Il classe 2003 cresciuto nel vivaio azzurro deve essere il punto di partenza per il futuro. Sicuramente i recuperi di Anguissa e De Bruyne sono fondamentali per avere esperienza e qualità a disposizione. Ma il ragazzo ha dimostrato di poter fare parte tranquillamente di questo gruppo di campioni.

Sicuramente deve crescere ancora tanto. Deve lavorare duramente per stare al passo dei colleghi più esperti. Ma la voglia non gli manca. Anche perché ha la seria possibilità di indossare la maglia azzurra dell’Italia. Gattuso l’ha visionato più volte l’ha anche incontrato. Addirittura si parla di una convocazione per lo spareggio con l’Irlanda del Nord del prossimo del 26 marzo a Bergamo. La sua vita calcistica è cambiata e sarebbe un errore non permettergli di migliorare.

Per farlo dovrà, però, avere continuità. Le sue condizioni fisiche saranno valutate domani alla ripresa degli allenamenti. Ma lo stop non dovrebbe essere molto lungo. La plascite plantare si può curare velocemente. E quindi, eventualmente dovesse restare fuori con il Lecce, potrebbe essere a disposizione per la trasferta di Cagliari.

L’importante è che Vergara non si deprima se Conte dovesse preferirgli qualche altro calciatore.

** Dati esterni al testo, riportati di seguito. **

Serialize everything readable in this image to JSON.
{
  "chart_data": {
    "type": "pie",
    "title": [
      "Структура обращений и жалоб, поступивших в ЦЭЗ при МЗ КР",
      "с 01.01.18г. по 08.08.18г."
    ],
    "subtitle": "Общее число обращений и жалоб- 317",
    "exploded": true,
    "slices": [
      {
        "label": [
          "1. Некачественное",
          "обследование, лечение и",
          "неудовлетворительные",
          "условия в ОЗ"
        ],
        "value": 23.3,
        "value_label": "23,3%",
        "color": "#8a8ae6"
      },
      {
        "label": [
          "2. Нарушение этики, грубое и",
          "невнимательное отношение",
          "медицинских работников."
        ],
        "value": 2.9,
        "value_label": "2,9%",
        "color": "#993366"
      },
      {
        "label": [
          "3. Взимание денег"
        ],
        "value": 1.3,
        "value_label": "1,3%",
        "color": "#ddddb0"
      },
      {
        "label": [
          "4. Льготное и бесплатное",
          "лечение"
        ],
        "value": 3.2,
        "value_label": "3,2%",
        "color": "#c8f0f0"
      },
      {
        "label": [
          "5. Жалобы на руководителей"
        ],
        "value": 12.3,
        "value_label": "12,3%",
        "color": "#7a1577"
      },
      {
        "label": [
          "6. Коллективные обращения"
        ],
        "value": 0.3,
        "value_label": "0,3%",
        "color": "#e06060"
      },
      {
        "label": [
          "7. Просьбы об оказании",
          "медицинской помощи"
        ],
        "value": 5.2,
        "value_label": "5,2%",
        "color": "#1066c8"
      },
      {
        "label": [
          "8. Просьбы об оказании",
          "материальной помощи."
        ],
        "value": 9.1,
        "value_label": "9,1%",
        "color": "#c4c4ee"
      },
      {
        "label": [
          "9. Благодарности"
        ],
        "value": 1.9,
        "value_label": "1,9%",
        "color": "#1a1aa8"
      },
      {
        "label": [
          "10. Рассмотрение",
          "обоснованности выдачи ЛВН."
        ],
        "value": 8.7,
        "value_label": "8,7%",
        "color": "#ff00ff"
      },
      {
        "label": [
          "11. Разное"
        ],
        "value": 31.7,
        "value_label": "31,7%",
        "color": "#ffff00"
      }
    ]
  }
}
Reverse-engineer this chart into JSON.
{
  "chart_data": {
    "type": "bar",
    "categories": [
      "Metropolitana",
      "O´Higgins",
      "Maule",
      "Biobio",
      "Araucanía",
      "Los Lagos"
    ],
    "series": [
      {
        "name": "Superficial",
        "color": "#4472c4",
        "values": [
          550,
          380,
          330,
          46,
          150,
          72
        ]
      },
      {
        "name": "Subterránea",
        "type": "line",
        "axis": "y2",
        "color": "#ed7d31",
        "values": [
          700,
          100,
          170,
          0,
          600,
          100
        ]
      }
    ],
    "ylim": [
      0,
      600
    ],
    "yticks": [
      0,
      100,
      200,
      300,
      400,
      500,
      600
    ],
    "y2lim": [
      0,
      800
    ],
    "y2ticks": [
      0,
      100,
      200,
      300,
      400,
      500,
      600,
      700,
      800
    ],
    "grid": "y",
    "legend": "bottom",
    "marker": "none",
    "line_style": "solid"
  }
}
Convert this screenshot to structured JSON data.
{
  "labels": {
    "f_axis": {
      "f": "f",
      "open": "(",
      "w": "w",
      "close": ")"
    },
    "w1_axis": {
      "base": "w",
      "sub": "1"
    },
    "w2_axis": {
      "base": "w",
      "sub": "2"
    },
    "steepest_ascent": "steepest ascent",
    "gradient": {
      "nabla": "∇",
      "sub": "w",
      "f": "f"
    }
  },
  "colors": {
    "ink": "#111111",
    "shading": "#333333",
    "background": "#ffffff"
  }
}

Il tecnico salentino sa quanto vale il suo ragazzo. Gli dà molti consigli durante le sedute di lavoro. Come è giusto che sia. È comunque il prodotto di un vivaio che ha difficoltà a lanciare i giovani in prima squadra.

E quindi meglio approfittare per lasciare un ricordo importante nel giorno in cui andrà via dal Napoli. Vergara è sicuramente un predestinato ma se fosse stato ceduto in prestito a gennaio al Parma ci avrebbe messo un po’ di tempo in più a dimostrare il suo valore. Ed, invece, oggi è una certezza. Per la felicità di tutti.